旅に魅せられて

旅をした一コマを文章と写真で紹介します。

クリスマスのミュンヘンで: ミュンヘン、ドイツ

 

f:id:KoichiHasArt:20191203211827j:plain

クリスマスのミュンヘンを歩く(写真上)

ある年のクリスマス、私は一人ミュンヘンにいた。クリスマスの街で行き交う家族連れを見ると、羨ましく思いながらも、アルテ・ピナコテークにあるデューラーの傑作を見るため目的地に向かう。アルテは世界最古の公共美術館の一つに数えられ、収蔵品も超一流。

 

美術館を出ると夕暮れ時のミュンヘンが広がっていた。夜になると街は一層とクリスマス一色だった。

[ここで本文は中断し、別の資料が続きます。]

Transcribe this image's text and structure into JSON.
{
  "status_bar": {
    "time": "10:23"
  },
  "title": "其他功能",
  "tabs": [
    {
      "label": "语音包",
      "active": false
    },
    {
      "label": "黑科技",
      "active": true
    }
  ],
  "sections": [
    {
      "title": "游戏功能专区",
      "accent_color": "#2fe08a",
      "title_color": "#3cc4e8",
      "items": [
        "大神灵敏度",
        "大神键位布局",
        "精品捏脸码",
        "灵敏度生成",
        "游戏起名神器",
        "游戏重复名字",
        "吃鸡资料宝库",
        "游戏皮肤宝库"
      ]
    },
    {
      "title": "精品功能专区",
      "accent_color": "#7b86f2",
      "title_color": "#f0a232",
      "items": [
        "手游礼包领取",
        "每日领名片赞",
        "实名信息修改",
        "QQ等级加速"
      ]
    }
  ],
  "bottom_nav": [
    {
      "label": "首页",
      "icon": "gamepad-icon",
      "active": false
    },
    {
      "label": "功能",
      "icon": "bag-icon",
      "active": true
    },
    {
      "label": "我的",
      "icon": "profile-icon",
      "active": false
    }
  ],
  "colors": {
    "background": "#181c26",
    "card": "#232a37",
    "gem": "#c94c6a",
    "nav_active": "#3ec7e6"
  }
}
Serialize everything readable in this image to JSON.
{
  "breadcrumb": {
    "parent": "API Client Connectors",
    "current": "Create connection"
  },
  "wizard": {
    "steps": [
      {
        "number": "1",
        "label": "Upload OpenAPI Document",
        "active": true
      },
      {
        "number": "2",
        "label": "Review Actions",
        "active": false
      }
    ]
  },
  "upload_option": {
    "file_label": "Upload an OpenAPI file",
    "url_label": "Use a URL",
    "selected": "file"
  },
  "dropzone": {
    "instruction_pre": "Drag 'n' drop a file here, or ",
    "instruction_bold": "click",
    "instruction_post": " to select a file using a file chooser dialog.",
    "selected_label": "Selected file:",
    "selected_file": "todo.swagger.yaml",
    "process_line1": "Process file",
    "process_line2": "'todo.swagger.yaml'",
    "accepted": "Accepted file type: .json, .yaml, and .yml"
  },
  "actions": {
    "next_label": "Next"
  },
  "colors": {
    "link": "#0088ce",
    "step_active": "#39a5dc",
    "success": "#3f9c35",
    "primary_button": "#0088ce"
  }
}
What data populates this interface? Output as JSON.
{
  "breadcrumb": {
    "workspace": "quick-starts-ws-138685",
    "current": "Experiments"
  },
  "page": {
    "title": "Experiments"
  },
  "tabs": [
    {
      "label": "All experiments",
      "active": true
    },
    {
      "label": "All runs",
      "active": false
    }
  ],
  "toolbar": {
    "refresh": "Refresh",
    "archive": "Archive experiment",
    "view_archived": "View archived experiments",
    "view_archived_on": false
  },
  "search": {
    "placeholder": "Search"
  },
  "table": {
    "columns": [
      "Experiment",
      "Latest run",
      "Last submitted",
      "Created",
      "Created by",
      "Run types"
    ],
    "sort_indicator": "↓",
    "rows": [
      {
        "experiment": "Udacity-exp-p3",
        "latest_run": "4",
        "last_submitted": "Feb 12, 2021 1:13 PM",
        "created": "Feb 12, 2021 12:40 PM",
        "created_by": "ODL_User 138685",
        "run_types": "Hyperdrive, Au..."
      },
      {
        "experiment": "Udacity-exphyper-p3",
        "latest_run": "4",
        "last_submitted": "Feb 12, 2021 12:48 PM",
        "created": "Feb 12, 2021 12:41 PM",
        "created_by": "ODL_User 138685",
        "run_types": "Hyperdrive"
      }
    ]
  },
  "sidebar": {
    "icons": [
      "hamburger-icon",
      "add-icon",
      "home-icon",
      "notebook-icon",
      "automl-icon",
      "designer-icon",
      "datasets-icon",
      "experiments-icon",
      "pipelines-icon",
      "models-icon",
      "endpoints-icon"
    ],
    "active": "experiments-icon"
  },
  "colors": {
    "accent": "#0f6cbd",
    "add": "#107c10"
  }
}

一人旅では、夕食は一人で入りやすい店を選びがちだが、さすがにミュンヘン名物を食べようと目当ての店を探し歩いていると、美味しそうなレストランが視界に入った。あったぞ!「ハクスンバウアー」ミュンヘンで有名な店だ。

 

f:id:KoichiHasArt:20191203211944j:plain

「ハクスンバウアー」(写真上)。ミュンヘンに行ったら立ち寄りたい。

 

豚肉のグリルがクルクルと回っているのが外からも見える。有名なバイエルンの郷土料理を食べようとクリスマスで賑わう店内へ。運良く一人座れる場所に通されたが、なかなか一人で座るには居心地が悪かった。しかし、肉とビールには大満足。

 

f:id:KoichiHasArt:20191203212027j:plain

ミュンヘンの街角で見かけたオルゴール屋さん(写真上)

 

夕食後にクリスマスのミュンヘンの街を少し歩く。すると雑踏の中に一つの空間が生まれているのに気がついた。オルゴール屋さんと子供達が作り出した空間だ。クリスマスの夜にオルゴール屋さんが街行く子供達のためにオルゴールの音色を届けている。

どうやらオルゴールの前にいる小さな男の子は、既にオルゴールの暖かい音色に聴き入っているようだ。
そのオルゴールの音色空間に、小さな女の子が招き入れられる。オルゴール屋さんと目が合う。目と目の会話が交わされる。
そんなクリスマスのひととき。寒い夜に作られたその空間がとても心地よく、暖かかった。